If you need special accommodations because of a disability, please
contact Nicole Zelenak (see FOR FURTHER INFORMATION CONTACT) at least 7
days before the hearing.
Transcripts: Please be advised that as soon as a transcript is
available, it will be accessible at https://www.regulations.gov. It may
be viewed at the Dockets Management Staff (see Comments). A transcript
will also be available in either hard copy or on CD-ROM, after
submission of a Freedom of Information request. The Freedom of
Information office address is available on the Agency's website at
https://www.fda.gov.
III. Notice of Hearing Under 21 CFR Part 15
The Commissioner of Food and Drugs is announcing that the public
hearing will be held in accordance with 21 CFR part 15. The hearing
will be conducted by a presiding officer, who will be accompanied by
FDA senior management from the Office of the Commissioner, the Center
for Drug Evaluation and Research, Center for Biologics Evaluation and
Research, and the Center for Devices and Radiological Health. Under
Sec. 15.30(f), the hearing is informal and the rules of evidence do
not apply. No participant may interrupt the presentation of another
participant. Only the presiding officer and panel members can pose
questions; they can question any person during or at the conclusion of
each presentation. Public hearings under part 15 are subject to FDA's
policy and procedures for electronic media coverage of FDA's public
administrative proceedings (21 CFR part 10, subpart C). Under Sec.
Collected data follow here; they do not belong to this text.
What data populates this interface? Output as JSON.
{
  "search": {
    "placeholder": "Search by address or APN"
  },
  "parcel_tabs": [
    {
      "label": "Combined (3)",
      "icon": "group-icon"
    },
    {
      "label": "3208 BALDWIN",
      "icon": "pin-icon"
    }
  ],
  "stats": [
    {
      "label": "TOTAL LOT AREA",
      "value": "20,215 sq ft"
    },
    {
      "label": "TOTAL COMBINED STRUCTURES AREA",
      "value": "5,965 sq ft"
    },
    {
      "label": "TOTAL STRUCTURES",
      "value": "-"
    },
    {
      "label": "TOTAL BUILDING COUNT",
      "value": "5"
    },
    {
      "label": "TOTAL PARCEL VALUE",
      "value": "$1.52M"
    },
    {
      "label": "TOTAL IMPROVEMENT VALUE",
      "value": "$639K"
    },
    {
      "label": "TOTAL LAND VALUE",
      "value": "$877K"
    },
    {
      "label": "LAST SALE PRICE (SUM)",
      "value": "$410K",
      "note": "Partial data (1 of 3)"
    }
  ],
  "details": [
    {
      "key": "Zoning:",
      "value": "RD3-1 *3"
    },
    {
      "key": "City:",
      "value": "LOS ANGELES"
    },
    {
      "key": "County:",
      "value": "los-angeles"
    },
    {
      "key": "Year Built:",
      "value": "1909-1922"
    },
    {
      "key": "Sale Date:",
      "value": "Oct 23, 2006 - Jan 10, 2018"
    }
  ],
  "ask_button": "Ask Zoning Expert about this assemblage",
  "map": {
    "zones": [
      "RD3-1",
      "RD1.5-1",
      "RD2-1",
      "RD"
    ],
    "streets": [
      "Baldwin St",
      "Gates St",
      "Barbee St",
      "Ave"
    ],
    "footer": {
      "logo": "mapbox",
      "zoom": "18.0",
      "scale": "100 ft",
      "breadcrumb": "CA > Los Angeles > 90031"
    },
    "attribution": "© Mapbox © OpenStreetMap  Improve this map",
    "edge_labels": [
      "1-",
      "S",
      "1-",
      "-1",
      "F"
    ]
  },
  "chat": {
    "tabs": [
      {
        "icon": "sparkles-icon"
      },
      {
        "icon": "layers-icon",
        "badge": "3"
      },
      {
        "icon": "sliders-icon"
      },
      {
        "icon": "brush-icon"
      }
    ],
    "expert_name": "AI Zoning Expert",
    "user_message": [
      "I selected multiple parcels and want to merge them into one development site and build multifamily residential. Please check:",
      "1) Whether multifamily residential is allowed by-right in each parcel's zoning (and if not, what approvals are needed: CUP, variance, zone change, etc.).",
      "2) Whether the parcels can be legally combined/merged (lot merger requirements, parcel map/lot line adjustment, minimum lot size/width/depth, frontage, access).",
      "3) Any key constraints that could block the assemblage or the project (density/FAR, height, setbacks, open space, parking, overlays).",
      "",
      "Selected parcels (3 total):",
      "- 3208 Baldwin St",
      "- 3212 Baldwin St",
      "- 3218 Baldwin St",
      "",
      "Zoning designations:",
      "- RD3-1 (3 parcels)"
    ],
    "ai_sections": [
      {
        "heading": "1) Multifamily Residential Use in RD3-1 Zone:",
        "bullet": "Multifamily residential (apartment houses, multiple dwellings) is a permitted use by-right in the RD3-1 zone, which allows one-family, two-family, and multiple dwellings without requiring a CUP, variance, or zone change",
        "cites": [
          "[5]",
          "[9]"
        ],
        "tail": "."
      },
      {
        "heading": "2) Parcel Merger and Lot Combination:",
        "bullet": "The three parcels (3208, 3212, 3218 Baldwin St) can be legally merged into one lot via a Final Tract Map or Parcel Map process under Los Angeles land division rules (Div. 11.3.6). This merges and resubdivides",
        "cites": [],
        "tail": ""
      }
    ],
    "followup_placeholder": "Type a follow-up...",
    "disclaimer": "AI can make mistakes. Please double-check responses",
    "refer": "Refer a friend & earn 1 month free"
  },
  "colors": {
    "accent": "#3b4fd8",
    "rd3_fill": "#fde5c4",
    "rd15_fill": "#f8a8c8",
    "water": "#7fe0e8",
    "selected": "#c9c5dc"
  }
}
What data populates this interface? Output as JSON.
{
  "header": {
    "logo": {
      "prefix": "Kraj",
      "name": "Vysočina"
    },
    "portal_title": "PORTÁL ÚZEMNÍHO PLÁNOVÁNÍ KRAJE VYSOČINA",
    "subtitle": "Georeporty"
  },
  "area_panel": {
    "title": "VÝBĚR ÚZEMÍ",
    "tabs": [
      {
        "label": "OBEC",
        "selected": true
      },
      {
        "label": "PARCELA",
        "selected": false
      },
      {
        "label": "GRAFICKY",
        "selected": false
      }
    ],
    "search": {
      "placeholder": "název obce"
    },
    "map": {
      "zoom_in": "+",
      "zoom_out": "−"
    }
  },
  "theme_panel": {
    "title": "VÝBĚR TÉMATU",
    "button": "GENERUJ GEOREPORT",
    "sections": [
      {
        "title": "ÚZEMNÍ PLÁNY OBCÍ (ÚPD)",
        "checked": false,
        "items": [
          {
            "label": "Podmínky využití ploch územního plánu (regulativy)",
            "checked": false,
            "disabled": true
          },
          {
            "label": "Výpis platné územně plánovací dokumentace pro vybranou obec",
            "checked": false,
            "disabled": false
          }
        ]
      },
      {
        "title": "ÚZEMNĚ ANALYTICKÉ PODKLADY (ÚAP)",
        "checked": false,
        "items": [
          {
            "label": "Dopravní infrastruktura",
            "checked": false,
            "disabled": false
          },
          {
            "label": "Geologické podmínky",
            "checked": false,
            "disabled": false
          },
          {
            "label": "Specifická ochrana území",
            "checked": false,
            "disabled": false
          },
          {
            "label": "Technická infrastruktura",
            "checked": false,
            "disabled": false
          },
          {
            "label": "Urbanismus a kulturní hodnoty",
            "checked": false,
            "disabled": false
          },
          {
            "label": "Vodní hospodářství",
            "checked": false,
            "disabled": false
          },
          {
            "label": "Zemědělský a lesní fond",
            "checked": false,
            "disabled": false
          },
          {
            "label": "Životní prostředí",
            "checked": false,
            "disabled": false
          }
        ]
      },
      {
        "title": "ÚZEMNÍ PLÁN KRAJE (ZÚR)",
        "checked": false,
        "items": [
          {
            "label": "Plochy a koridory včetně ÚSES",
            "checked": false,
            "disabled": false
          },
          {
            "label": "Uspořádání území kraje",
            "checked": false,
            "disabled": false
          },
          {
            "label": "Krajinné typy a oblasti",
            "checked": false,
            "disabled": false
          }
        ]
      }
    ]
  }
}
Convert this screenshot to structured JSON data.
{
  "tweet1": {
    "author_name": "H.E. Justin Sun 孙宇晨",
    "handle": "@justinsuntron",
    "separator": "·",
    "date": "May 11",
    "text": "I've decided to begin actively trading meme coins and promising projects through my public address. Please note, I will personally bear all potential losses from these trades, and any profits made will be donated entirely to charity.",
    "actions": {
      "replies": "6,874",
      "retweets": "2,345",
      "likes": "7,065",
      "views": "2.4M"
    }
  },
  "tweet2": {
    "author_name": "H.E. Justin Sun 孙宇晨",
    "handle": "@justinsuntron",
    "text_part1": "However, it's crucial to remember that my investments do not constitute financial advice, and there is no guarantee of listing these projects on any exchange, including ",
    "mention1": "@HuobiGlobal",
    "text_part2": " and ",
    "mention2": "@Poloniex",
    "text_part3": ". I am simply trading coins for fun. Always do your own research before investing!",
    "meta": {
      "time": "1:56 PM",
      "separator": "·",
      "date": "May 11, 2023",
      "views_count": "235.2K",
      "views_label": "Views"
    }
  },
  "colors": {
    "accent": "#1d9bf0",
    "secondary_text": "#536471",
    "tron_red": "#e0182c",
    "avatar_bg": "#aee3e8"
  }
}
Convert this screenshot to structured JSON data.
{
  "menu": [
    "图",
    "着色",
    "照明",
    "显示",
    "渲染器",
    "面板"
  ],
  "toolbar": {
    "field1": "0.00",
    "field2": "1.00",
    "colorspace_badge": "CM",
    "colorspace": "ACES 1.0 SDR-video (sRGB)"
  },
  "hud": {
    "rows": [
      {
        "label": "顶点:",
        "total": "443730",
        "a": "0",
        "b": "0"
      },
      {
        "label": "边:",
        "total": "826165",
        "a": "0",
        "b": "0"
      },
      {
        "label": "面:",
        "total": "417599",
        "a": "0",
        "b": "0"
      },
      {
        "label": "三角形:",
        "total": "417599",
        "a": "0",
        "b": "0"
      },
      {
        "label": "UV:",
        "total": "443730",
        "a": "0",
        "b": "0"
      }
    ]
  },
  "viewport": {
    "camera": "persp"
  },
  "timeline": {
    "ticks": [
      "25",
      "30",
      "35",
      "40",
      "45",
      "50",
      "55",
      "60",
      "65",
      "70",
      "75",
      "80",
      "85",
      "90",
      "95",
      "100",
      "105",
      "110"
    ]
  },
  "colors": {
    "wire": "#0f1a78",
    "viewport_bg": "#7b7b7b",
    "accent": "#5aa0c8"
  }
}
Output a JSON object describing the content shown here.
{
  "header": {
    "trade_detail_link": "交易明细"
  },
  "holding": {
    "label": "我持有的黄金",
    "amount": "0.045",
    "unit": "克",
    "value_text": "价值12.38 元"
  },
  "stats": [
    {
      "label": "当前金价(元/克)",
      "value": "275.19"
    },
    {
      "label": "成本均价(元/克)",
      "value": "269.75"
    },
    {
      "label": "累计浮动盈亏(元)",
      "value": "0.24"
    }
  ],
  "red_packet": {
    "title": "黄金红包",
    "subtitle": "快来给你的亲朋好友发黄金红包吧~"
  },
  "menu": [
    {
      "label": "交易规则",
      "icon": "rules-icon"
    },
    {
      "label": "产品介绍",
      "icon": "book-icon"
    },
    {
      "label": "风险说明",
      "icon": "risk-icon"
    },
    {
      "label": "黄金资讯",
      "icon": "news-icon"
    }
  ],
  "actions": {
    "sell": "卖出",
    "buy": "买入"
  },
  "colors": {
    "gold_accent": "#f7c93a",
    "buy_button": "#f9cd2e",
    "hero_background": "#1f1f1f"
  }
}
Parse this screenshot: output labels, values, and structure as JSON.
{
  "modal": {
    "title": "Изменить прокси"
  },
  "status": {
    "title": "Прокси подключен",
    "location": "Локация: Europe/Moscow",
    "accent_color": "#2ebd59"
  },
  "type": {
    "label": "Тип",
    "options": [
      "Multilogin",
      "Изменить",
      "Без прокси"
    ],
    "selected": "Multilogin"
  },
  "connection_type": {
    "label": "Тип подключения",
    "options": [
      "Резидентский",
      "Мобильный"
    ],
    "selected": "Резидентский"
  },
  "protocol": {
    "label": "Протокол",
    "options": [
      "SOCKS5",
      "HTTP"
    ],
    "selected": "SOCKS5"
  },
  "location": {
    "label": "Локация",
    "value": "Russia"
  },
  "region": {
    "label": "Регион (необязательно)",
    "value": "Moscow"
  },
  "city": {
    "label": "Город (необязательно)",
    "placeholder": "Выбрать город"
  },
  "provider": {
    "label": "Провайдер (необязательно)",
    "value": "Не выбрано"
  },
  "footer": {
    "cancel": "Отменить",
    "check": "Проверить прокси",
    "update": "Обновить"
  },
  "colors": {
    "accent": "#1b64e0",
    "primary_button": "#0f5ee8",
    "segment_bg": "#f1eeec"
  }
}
10.205, representatives of the media may be permitted, subject to
certain limitations, to videotape, film, or otherwise record FDA's
public administrative proceedings, including presentations by
participants. Persons attending FDA's public hearings are advised that
FDA is not responsible for providing access to electrical outlets. The
hearing will be transcribed as stipulated in Sec. 15.30(b) (see
Transcripts). To the extent that the conditions for the hearing, as
described in this notice, conflict with any provisions set out in part
15, this notice acts as a waiver of those provisions as specified in
Sec. 15.30(h).
Dated: June 17, 2019.
Lowell J. Schiller,
Principal Associate Commissioner for Policy.